Dia menyarakan, agar maskapai penerbangan Saudia dan Garuda tidak mengeruk keuntungan dari nilai avtur di waktu senggang, harus diperjelas bahwa itu adalah aditif. Namun, pembayaran dengan nilai avtur yang digunakan pesawat itu sendiri yang menjadi masalah.
Dia mengungkapkan, dampak dari rencana kenaikan Bipih tahun ini, tidak semua orang yang berencana pergi haji memiliki kemampuan. Beberapa orang tidak memiliki sarana karena mereka telah menabung begitu lama dengan harapan mereka dapat pergi ketika saatnya tiba, tetapi tiba-tiba muncul rencana kenaikan Bipih tersebut.
“Dulu perbandingan (subsidi) nya 41:59, sekarang 70:30, jadi harus dicarikan solusi untuk masalah ini karena jika ini dibiarkan terus, masyarakat akan selalu menanyakan terkait dana haji di BPKH yang nilainya seratus enam belas triliun, dikemanakan?” ungkapnya.
Dia menjelaskan, terkait penggunaan dana manfaat haji, meski sama-sama menunggu 10 atau 12 tahun, jamaah yang berangkat sekarang mengambil sebagian keuntungan dari jamaah yang akan berangkat beberapa tahun ke depan.
Maka menurut Kiai Jaidi, ini perlu dijelaskan secara jelas dan transparan sehingga tidak timbul kesan-kesan dari para calon jamaah haji, yang kemudian mereka ini merasa terusik dengan permasalahan-permasalahan terkait halal haramnya.
“Padahal dia sekian tahun sama-sama menunggu artinya nilai keuangan yang disetorkan sama-sama berkembang ini yang perlu menjadi sebuah catatan,” ujar dia.
Kiai Jaidi juga menggarisbawahi terkait waktu 40 hari jamaah haji di Arab Saudi.
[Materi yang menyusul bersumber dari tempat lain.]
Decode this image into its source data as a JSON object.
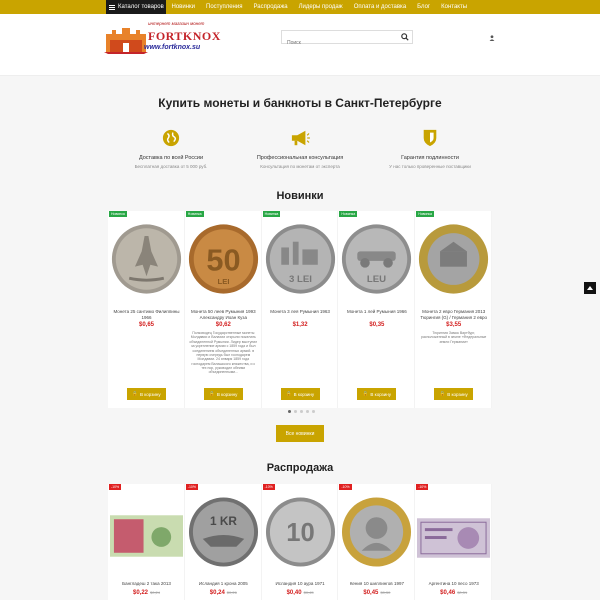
{
  "nav": {
    "catalog": "Каталог товаров",
    "links": [
      "Новинки",
      "Поступления",
      "Распродажа",
      "Лидеры продаж",
      "Оплата и доставка",
      "Блог",
      "Контакты"
    ]
  },
  "header": {
    "logo_sub": "интернет магазин монет",
    "logo_name": "FORTKNOX",
    "logo_url": "www.fortknox.su",
    "search_placeholder": "Поиск"
  },
  "hero": {
    "title": "Купить монеты и банкноты в Санкт-Петербурге",
    "features": [
      {
        "icon": "globe-icon",
        "title": "Доставка по всей России",
        "sub": "Бесплатная доставка от 5 000 руб."
      },
      {
        "icon": "megaphone-icon",
        "title": "Профессиональная консультация",
        "sub": "Консультация по монетам от эксперта"
      },
      {
        "icon": "shield-icon",
        "title": "Гарантия подлинности",
        "sub": "У нас только проверенные поставщики"
      }
    ]
  },
  "new_section": {
    "title": "Новинки",
    "badge": "Новинка",
    "cart_label": "В корзину",
    "all_label": "Все новинки",
    "products": [
      {
        "name": "Монета 25 сантимо Филиппины 1966",
        "price": "$0,65",
        "desc": ""
      },
      {
        "name": "Монета 50 леев Румыния 1993 Александру Иоан Куза",
        "price": "$0,62",
        "desc": "Полководец Государственные монеты Молдавии и Валахии открыли пожелать объединенной Румынии. Лидер выступил за укрепление армии с 1859 года и был соединением объединенных армий. в первую очередь был господарем Молдавии. 24 января 1859 года господарем Валашского княжества, и с тех пор, руководил обеими объединенными..."
      },
      {
        "name": "Монета 3 лея Румыния 1963",
        "price": "$1,32",
        "desc": ""
      },
      {
        "name": "Монета 1 лей Румыния 1966",
        "price": "$0,35",
        "desc": ""
      },
      {
        "name": "Монета 2 евро Германия 2013 Тюрингия (G) / Германия 2 евро",
        "price": "$3,55",
        "desc": "Тюрингия Замок Вартбург, расположенный в земле «Федеральные земли Германии»"
      }
    ]
  },
  "sale_section": {
    "title": "Распродажа",
    "products": [
      {
        "badge": "-10%",
        "name": "Бангладеш 2 така 2013",
        "price": "$0,22",
        "old": "$0,24"
      },
      {
        "badge": "-10%",
        "name": "Исландия 1 крона 2005",
        "price": "$0,24",
        "old": "$0,26"
      },
      {
        "badge": "-10%",
        "name": "Исландия 10 аура 1971",
        "price": "$0,40",
        "old": "$0,45"
      },
      {
        "badge": "-10%",
        "name": "Кения 10 шиллингов 1997",
        "price": "$0,45",
        "old": "$0,50"
      },
      {
        "badge": "-10%",
        "name": "Аргентина 10 песо 1973",
        "price": "$0,46",
        "old": "$0,51"
      }
    ]
  },
  "colors": {
    "accent": "#c9a400",
    "price": "#d32020",
    "new_badge": "#28a745",
    "sale_badge": "#e02020"
  }
}
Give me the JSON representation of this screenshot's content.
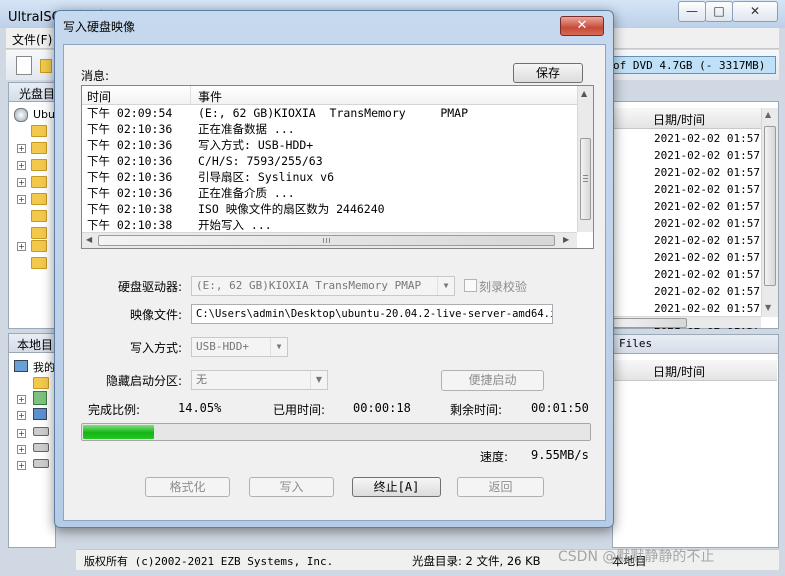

Menurut dia, persoalan tersebut sudah pernah menjadi kajian. Memang permasalahannya bukan terletak pada masa domisili di Arab Saudi, melainkan masalahnya berkenaan dengan regulasi keberangkatan dan kepulangan dengan jumlah jamaah haji yang ratusan ribu itu. “Kalau ada dua airport (menampung kedatangan jamaah dalam periode sama) di Arab Saudi bisa menampung lebih, mungkin regulasinya akan lebih mudah,” ujar dia.